VMware today announced it will expand the reach of its Carbon Black extended detection and response (XDR) cybersecurity platform to add support for containers and Kubernetes within the next six months.
Jason Rolleston, vice president and general manager for Carbon Black at VMware, said the goal is to make it simpler to centrally manage cybersecurity across a diverse range of platforms as Kubernetes clusters become more widely deployed across an enterprise.
Cybersecurity teams should not need to become deep Kubernetes experts to secure those platforms alongside the legacy platforms that Carbon Black EDR already protects, noted Rolleston.
As the number of Kubernetes clusters deployed in those environments increases, they naturally become more tempting targets for cybercriminals.
Common attack vectors that can be exploited on Kubernetes platforms include distributed denial-of-service (DDoS), authentication bypass, direct transversal, remote code execution (RCE), overflow, informational, privilege escalation and SQL injection. Cybercriminals have also shown they can “jailbreak” from containers to take control of the hosts they run on.
Cybercriminals have especially focused on Kubernetes and containers to hijack IT infrastructure resources and mine cryptocurrencies, otherwise known as cryptojacking. While often considered a nuisance crime, organizations can incur tens of thousands of dollars in unexpected expenses when a monthly bill arrives from their cloud service provider.
More troubling still, if there has been a cryptojacking breach, it also means bad actors have gained access to credentials that can be used to inject more lethal types of malware.
VMware Carbon Black monitors the processes running in both container and Kubernetes environments and tracks historical data on any previous anomalies detected in a container that no longer exists.
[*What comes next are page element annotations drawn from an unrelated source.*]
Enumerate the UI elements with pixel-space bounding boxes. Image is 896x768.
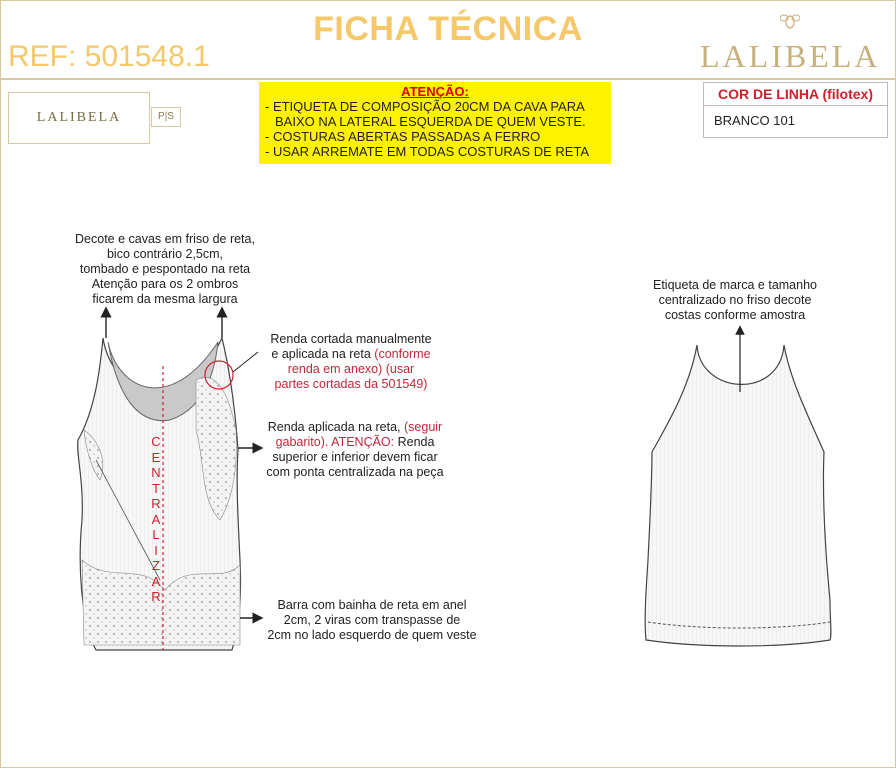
front-garment-drawing bbox=[78, 312, 258, 650]
note-line: costas conforme amostra bbox=[664, 308, 806, 322]
note-red-text: (conforme bbox=[374, 347, 431, 361]
center-mark-letter: Z bbox=[152, 558, 160, 573]
note-line: Renda cortada manualmente bbox=[270, 332, 432, 346]
note-line: ficarem da mesma largura bbox=[92, 292, 238, 306]
note-line: Decote e cavas em friso de reta, bbox=[75, 232, 255, 246]
center-mark-letter: R bbox=[151, 589, 161, 604]
center-mark-letter: R bbox=[151, 496, 161, 511]
center-mark-letter: A bbox=[151, 511, 161, 527]
note-line: 2cm no lado esquerdo de quem veste bbox=[267, 628, 477, 642]
hem-note bbox=[254, 598, 490, 643]
lace-applied-note bbox=[255, 420, 455, 480]
thread-color-value: BRANCO 101 bbox=[714, 113, 795, 128]
reference-code: REF: 501548.1 bbox=[8, 40, 210, 73]
center-mark-letter: T bbox=[152, 480, 160, 496]
note-line: 2cm, 2 viras com transpasse de bbox=[283, 613, 461, 627]
note-red-text: (seguir bbox=[404, 420, 443, 434]
page-title: FICHA TÉCNICA bbox=[313, 10, 583, 48]
attention-line: - COSTURAS ABERTAS PASSADAS A FERRO bbox=[265, 129, 541, 144]
center-mark-letter: C bbox=[151, 434, 161, 449]
note-text: Renda bbox=[394, 435, 435, 449]
note-line: Atenção para os 2 ombros bbox=[91, 277, 239, 291]
note-text: Renda aplicada na reta, bbox=[267, 420, 404, 434]
back-garment-drawing bbox=[645, 330, 831, 646]
center-mark-letter: E bbox=[151, 449, 161, 465]
neckline-note bbox=[60, 232, 270, 307]
thread-title-text: COR DE LINHA bbox=[717, 86, 819, 102]
note-red-line: partes cortadas da 501549) bbox=[274, 377, 428, 391]
lace-cut-note bbox=[258, 332, 444, 392]
note-line bbox=[258, 347, 444, 362]
attention-heading: ATENÇÃO: bbox=[401, 84, 469, 99]
note-line: centralizado no friso decote bbox=[658, 293, 812, 307]
center-mark-letter: L bbox=[152, 527, 160, 542]
note-line: bico contrário 2,5cm, bbox=[106, 247, 224, 261]
note-line: tombado e pespontado na reta bbox=[79, 262, 251, 276]
note-line: com ponta centralizada na peça bbox=[266, 465, 444, 479]
center-mark-letter: I bbox=[154, 542, 158, 558]
note-line: Etiqueta de marca e tamanho bbox=[653, 278, 817, 292]
attention-line: BAIXO NA LATERAL ESQUERDA DE QUEM VESTE. bbox=[275, 114, 586, 129]
note-line: superior e inferior devem ficar bbox=[272, 450, 438, 464]
back-garment-body bbox=[645, 345, 831, 646]
back-label-note bbox=[640, 278, 830, 323]
note-line: Barra com bainha de reta em anel bbox=[277, 598, 467, 612]
note-red-line: renda em anexo) (usar bbox=[287, 362, 415, 376]
brand-label-text: LALIBELA bbox=[36, 110, 122, 125]
note-red-text: gabarito). ATENÇÃO: bbox=[275, 435, 395, 449]
brand-logo: LALIBELA bbox=[700, 38, 881, 74]
detail-leader bbox=[233, 352, 258, 372]
note-line bbox=[255, 435, 455, 450]
center-mark-text bbox=[149, 434, 163, 605]
note-line bbox=[255, 420, 455, 435]
note-text: e aplicada na reta bbox=[271, 347, 375, 361]
center-mark-letter: A bbox=[151, 573, 161, 589]
ps-tag: P|S bbox=[151, 107, 181, 127]
center-mark-letter: N bbox=[151, 465, 161, 480]
attention-line: - USAR ARREMATE EM TODAS COSTURAS DE RETA bbox=[265, 144, 590, 159]
attention-line: - ETIQUETA DE COMPOSIÇÃO 20CM DA CAVA PARA bbox=[265, 99, 585, 114]
thread-title-suffix: (filotex) bbox=[822, 86, 874, 102]
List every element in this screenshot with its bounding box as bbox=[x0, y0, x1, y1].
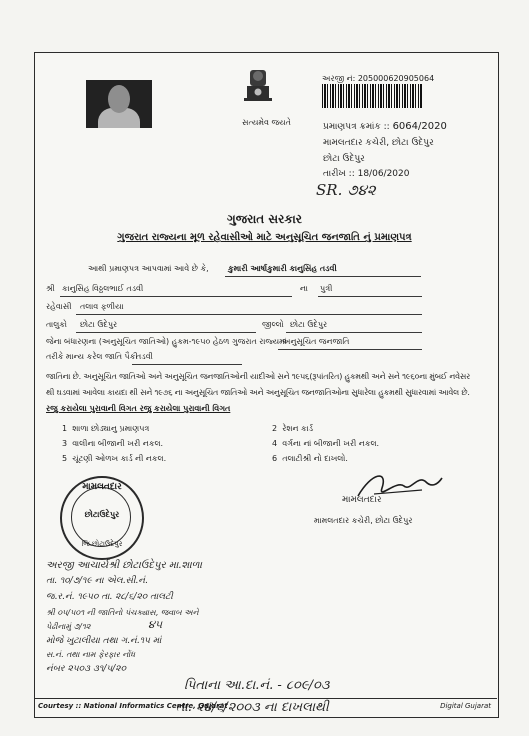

The issue that many organizations encounter is that containers provide developers with a false sense of security. A container typically only runs for a few minutes before being replaced, so developers assume that there is not enough time for cybercriminals to exploit any potential vulnerabilities. However, organizations are now running thousands of containers simultaneously that have the same vulnerabilities so the attack surface that needs to be defended is much larger than many IT organizations might realize.
At the same time, cybercriminals are becoming more sophisticated in terms of the types of cyberattacks they are launching against platforms such as Kubernetes; clusters that are running applications are frequently updated. The dynamic nature of these application environments makes it challenging for IT organizations to stay on top of cybersecurity, noted Rolleston.
It will be up to each organization to determine whether they will centrally manage Kubernetes and container security versus deploying cybersecurity platforms specifically for cloud-native application environments. That latter approach tends to increase the total cost of cybersecurity at a time when more organizations are sensitive to those costs.
Regardless of the approach, cloud-native security is becoming a more pressing issue as cybercriminals look to exploit well-known vulnerabilities that are encapsulated in a different type of software artifact.